The Breast Cancer (BRCA) Gene: Who, What, When, Why

What you know could save your life

Breast Cancer Testing with BRCA Mutations.

Interview with Dr. Susan Domchek (SD) Executive Director, Basser Center for BRCA; Director, MacDonald Women’s Cancer Risk Evaluation Center of the University of Pennsylvania.

MS: What’s the problem If you have the BRCA gene

SD: BRCA1 and BRCA2 are two genes that everyone is born with, but if you’re born with one bad copy of either of those genes, you have a significantly increased risk of developing or ovarian cancer.

The lifetime risk of ovarian cancer goes from 1.7% up to 40%, the lifetime risk of breast cancer goes from 13% up to 70%. Having a gene mutation for this is very significant.

MS: Who should be tested for this? 

SD: The people at highest risk of having an inherited mutation in one of these genes are:

1. People who have developed breast cancer early, particularly those diagnosed under 40

2. Those who have triple negative breast cancer (the cancer cells do not contain receptors for estrogen, progesterone, or HER2)

3. Men who develop breast cancer

4. Any woman with ovarian cancer

5. People with a strong family history of breast and ovarian cancer, and importantly,

6. Individuals who are Jewish descent who have breast or ovarian cancer or pancreatic cancer, and there’s even some discussions about whether or not we should be testing every woman who is of Jewish descent.  

MS: Why does it matter if you have this gene mutation?

I know it increases your risk of cancer, but what can be done about that?

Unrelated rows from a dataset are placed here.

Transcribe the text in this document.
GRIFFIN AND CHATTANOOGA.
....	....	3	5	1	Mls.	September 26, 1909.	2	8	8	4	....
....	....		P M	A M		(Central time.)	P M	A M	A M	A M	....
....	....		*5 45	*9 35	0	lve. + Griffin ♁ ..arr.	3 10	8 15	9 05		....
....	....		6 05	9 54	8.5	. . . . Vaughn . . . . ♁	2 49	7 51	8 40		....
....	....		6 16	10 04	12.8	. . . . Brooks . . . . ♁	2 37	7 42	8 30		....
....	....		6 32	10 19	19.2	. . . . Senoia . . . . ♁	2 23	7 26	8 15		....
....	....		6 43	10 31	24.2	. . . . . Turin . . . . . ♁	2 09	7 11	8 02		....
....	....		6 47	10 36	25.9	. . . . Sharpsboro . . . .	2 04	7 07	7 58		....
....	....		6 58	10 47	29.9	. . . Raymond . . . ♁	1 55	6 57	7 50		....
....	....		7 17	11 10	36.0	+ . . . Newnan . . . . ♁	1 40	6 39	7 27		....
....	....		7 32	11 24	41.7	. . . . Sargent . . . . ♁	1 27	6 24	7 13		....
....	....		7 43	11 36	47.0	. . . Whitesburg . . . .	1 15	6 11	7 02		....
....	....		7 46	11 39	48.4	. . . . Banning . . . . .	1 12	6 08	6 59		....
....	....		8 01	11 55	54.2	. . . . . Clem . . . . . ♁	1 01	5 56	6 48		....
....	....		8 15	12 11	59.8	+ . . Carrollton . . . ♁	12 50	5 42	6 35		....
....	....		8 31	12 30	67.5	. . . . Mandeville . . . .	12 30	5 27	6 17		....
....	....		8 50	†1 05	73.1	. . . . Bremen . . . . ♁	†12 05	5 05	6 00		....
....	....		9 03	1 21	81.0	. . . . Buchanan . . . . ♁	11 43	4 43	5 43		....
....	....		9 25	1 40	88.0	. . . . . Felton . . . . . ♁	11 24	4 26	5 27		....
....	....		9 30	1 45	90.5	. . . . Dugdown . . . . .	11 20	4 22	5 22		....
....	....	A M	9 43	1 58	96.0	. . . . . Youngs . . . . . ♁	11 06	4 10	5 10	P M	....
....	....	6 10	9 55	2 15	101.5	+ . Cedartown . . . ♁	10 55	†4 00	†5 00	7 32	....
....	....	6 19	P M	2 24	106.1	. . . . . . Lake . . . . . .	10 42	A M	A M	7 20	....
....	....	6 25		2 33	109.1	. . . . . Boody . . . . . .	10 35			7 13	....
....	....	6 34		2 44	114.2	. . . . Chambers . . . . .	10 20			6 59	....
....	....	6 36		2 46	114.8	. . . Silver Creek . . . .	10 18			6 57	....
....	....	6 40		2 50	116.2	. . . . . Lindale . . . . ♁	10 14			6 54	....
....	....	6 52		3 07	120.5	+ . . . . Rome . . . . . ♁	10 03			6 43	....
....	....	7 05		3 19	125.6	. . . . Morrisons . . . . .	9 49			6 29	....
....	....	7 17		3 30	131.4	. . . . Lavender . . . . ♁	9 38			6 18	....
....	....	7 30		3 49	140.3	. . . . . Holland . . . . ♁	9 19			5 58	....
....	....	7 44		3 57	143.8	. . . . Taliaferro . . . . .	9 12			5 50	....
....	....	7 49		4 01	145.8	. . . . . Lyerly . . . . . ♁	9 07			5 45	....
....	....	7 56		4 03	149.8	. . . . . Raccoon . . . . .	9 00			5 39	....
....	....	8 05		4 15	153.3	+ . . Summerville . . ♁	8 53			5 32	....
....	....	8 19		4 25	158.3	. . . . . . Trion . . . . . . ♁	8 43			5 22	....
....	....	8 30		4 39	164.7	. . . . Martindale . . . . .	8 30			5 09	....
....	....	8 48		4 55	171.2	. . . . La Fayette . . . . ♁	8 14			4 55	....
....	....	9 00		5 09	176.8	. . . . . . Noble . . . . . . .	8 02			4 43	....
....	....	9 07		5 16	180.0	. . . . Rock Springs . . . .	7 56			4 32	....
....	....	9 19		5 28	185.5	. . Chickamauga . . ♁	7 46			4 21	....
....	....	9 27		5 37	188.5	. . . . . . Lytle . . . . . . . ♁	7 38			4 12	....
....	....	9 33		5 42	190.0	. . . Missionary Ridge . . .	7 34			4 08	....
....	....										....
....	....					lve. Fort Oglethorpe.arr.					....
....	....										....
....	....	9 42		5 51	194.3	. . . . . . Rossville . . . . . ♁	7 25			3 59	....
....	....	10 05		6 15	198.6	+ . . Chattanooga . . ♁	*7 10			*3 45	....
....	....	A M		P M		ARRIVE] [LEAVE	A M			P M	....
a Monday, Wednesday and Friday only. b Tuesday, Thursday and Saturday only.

SD: If we know that you have a gene mutation, there are things that we can do to detect the cancer at an earlier stage. For instance, we can increase people’s breast cancer screening using breast MRI, and more importantly we can do things to prevent cancer.

The most effective strategy we have is the prophylactic removal of the ovaries, which decreases the risk of both breast and ovarian cancer, and leads to women living longer because they’ve removed their ovaries.    

MS: When you say ovaries, the surgeon also usually take the fallopian tubes out as well because some ovarian cancer begins in the fallopian tubes.

SD: That’s right. When we say “ovaries” we’re really talking about salpingo-oophorectomy or removal of both the fallopian tubes and the ovaries.         

MS: BRCA 1 is a little bit of high risk than BRCA 2 for ovarian cancer. This of course is a big decision and beyond what we can talk about in this interview, but one of the really interesting things you talked about is the fact that there are so many women who are worried about taking estrogen and getting breast cancer.   

SD: Right.  

MS: It’s interesting to think that taking out the ovaries can reduce the risk of breast cancer. Yet, here’s a young woman who’s in surgical menopause because her ovaries and tubes have been removed.

Can those women take estrogen?   

SD: We have good screening for breast cancer. Most women with breast cancer are diagnosed in early stage and most women survived their breast cancer. But ovarian cancer is very different; we don’t have good screening. The women who are diagnosed with ovarian cancer are often diagnosed at a late stage, and most women with late stage ovarian cancer don’t do well. Ovarian cancers are real problem, and we’re taking out these ovaries mainly so people don’t develop ovarian cancer because it’s a very terrible cancer.

When these women are worried about taking estrogen, I remind them that they’re making estrogen now, and what we’re doing is just giving some back to them so to mitigate their menopausal symptoms. After you prophylactically remove the ovaries, getting hormone therapy back, actually decreases breast cancer risk; hormone therapy doesn’t seem to really increase it. It’s important for women to know hormone therapy is an option for them and that they need to talk to their doctor about it.         

MS: It’s very important that a woman who has her ovaries removed doesn’t have to feel that she’s going to face early menopause and all of the potentially negative things that come with it, but has the opportunity to protect her ovarian and breast cancer risk by having the surgery, and not add to that risk by replacing estrogen. 

SD: Exactly right. It’s important because there are a lot of women who are hesitant to have this very important surgery done because of very understandable concerns about how they’re going to feel and we have this opportunity to give them estrogen back and to really help mitigate those negative symptoms.

Family history matters. It's important to talk with your doctor about your family history of cancer and see if genetic testing is right for you.